Summary

Level: CONCEPT
Context: Validation
Category: Plausibility
Subcategory: Atemporal
Severity: Characterization ✔

Description

The number and percent of records for a given CONCEPT_ID @conceptId (@conceptName) with implausible units (i.e., UNIT_CONCEPT_ID NOT IN (@plausibleUnitConceptIds)).

Definition

  • Numerator: The number of rows in the measurement table with a non-null value_as_number and a unit_concept_id that is not in the list of plausible unit concept ids. If the list of plausible unit concept ids includes -1, then a NULL unit_concept_id is accepted as a plausible unit.
  • Denominator: The total number of rows in the measurement table with a non-null value_as_number.
  • Related CDM Convention(s): N/A
  • CDM Fields/Tables: MEASUREMENT
  • Default Threshold Value: 5%

User Guidance

A failure of this check indicates one of the following:

  • A measurement record has the incorrect unit
  • A measurement record has no unit when it should have one
  • A measurement record has a unit when it should not have one
  • The list of plausible unit concept IDs in the threshold file is incomplete (please report this as a DataQualityDashboard bug!)

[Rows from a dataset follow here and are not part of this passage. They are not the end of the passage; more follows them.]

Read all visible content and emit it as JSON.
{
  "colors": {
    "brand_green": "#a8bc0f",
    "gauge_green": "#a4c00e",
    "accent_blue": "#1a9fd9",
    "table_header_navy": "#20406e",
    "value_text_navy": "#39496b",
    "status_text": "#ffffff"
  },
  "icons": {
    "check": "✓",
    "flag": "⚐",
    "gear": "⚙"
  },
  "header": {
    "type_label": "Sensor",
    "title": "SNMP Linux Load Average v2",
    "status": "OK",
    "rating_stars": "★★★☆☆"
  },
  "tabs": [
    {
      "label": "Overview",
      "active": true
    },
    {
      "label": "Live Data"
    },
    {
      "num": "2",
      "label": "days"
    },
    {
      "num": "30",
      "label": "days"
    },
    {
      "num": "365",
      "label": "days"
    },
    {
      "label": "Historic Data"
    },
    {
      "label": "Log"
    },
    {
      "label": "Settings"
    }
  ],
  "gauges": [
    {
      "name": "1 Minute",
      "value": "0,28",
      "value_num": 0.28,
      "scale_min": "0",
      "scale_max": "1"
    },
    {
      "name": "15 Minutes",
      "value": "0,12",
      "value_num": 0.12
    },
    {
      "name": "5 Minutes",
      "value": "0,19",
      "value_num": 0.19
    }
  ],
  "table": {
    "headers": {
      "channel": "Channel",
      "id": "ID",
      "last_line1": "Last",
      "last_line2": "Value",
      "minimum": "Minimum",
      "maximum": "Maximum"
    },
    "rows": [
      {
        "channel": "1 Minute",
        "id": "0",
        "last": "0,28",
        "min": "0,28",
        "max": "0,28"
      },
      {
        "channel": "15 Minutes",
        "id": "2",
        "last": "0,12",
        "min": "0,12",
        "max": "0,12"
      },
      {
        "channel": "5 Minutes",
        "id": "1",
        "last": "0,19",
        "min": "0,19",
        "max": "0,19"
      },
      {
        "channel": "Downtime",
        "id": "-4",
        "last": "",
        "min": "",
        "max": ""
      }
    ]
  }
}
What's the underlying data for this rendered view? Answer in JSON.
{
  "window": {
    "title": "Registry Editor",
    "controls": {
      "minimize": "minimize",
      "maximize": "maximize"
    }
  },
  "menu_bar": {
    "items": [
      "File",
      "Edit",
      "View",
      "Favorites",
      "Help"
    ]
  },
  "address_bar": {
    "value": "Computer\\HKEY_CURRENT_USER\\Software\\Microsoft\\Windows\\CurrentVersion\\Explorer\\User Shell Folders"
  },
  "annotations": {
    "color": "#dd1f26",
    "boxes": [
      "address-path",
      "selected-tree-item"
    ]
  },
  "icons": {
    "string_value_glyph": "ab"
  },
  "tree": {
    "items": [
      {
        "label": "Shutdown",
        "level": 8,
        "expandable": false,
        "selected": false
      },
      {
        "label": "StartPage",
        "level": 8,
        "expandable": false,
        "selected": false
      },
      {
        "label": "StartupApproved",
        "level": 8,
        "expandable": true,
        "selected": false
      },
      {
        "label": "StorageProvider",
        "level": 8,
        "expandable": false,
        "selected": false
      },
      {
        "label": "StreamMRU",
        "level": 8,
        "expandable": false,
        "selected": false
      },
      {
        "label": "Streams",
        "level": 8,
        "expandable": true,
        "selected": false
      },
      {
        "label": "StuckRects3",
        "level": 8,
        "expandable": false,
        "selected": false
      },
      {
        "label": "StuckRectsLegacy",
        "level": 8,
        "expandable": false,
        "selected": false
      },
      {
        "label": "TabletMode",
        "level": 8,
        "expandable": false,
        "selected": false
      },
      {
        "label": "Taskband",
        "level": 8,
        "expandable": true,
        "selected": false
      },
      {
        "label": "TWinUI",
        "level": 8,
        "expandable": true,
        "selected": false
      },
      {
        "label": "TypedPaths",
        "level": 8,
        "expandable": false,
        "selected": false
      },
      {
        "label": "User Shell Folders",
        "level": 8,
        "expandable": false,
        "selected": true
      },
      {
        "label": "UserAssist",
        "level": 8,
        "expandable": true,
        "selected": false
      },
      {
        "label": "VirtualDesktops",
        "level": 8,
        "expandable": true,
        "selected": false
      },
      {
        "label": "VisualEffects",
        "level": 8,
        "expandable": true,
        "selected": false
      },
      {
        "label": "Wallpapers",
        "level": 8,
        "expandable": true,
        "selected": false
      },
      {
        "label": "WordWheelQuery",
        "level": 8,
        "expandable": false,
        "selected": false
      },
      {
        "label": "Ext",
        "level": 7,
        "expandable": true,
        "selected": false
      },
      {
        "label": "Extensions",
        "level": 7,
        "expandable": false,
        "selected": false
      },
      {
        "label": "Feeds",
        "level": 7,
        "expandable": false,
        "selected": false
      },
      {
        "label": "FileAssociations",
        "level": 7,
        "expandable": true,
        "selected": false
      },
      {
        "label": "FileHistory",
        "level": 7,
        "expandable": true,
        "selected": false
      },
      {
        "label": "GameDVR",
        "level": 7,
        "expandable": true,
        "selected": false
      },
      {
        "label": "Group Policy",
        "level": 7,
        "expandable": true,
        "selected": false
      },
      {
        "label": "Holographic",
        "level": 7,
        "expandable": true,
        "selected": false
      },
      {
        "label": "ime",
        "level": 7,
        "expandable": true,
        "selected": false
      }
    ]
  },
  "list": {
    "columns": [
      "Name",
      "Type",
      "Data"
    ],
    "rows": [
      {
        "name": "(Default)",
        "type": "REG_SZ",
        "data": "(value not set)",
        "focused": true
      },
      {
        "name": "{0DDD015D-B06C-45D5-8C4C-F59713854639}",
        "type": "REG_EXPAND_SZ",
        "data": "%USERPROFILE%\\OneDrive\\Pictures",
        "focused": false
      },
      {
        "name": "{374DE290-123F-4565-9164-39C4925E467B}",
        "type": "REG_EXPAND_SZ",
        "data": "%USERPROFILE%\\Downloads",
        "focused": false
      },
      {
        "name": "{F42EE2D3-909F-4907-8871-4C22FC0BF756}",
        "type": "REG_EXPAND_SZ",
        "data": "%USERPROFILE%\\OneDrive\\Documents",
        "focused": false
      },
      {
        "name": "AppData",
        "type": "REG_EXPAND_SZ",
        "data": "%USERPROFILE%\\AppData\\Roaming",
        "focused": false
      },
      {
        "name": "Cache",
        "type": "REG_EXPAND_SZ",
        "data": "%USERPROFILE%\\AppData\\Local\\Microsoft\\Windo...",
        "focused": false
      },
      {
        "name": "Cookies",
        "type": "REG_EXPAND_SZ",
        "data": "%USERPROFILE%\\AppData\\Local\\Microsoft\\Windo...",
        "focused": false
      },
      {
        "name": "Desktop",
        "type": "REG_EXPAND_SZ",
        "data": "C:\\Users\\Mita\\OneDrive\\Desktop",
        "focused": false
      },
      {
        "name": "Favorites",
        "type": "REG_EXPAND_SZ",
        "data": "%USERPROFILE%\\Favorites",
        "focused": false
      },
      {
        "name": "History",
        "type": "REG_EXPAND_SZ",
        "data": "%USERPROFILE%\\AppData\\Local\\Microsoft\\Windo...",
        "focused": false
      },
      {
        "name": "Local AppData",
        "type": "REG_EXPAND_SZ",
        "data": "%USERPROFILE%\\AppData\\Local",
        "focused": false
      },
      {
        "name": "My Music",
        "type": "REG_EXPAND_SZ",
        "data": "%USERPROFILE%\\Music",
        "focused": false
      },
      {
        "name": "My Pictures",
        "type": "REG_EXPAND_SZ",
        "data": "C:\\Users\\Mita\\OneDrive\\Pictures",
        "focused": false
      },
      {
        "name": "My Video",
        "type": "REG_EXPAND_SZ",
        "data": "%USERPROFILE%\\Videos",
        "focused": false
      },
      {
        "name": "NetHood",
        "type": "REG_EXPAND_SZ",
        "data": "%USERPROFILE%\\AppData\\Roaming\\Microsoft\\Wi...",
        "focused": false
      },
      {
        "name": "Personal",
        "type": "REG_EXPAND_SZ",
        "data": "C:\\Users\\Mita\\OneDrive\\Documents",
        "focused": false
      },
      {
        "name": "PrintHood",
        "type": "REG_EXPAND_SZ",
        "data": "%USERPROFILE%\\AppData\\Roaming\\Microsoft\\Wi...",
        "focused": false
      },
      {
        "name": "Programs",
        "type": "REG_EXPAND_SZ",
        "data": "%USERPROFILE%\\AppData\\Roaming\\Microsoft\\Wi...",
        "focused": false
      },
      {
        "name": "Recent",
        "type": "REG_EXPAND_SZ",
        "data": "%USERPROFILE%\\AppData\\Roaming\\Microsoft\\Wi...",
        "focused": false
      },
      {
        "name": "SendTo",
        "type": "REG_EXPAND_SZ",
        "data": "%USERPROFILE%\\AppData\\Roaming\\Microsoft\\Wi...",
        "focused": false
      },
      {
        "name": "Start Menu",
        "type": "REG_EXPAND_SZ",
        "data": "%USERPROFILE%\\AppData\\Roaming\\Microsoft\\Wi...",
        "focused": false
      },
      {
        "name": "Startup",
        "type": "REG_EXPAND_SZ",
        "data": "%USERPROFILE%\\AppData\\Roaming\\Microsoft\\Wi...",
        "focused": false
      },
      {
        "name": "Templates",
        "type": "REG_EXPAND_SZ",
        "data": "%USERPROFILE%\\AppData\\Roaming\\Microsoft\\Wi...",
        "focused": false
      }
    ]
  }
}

The above issues could either be due to incorrect data in the source system or incorrect mapping of the unit concept IDs in the ETL process.

Violated rows query

SELECT 
  m.unit_concept_id,
  m.unit_source_concept_id,
  m.unit_source_value,
  COUNT(*)
FROM @cdmDatabaseSchema.@cdmTableName m
WHERE m.@cdmFieldName = @conceptId
    AND COALESCE (m.unit_concept_id, -1) NOT IN (@plausibleUnitConceptIds) -- '-1' stands for the cases when unit_concept_id is null
    AND m.value_as_number IS NOT NULL 
GROUP BY 1,2,3

Inspect the output of the violated rows query to identify the root cause of the issue. If the unit_source_value and/or unit_source_concept_id are populated, check them against the list of plausible unit concept IDs to understand if they should have been mapped to one of the plausible standard concepts. If the unit_source_value is NULL and the list of plausible unit concept IDs does not include -1, then you may need to check your source data to understand whether or not a unit is available in the source.

ETL Developers

Ensure that all units available in the source data are being pulled into the CDM and mapped correctly to a standard concept ID. If a unit is available in the source and is being correctly populated & mapped in your ETL but is not present on the list of plausible unit concept IDs, you should verify whether or not the unit is actually plausible - you may need to consult a clinician to do so. If the unit is plausible for the given measurement, please report this as a DataQualityDashboard bug here: https://github.com/OHDSI/DataQualityDashboard/issues. If the unit is not plausible, do not change it! Instead, you should document the issue for users of the CDM and discuss with your data provider how to handle the data.

Data Users

It is generally not recommended to use measurements with implausible units in analyses as it is impossible to determine whether the unit is wrong; the value is wrong; and/or the measurement code is wrong in the source data. If a measurement is missing a unit_concept_id due to an ETL issue, and the unit_source_value or unit_source_concept_id is available, you can utilize these values to perform your analysis. If unit_source_value and unit_source_concept_id are missing, you may consider consulting with your data provider as to if and when you may be able to infer what the missing unit should be.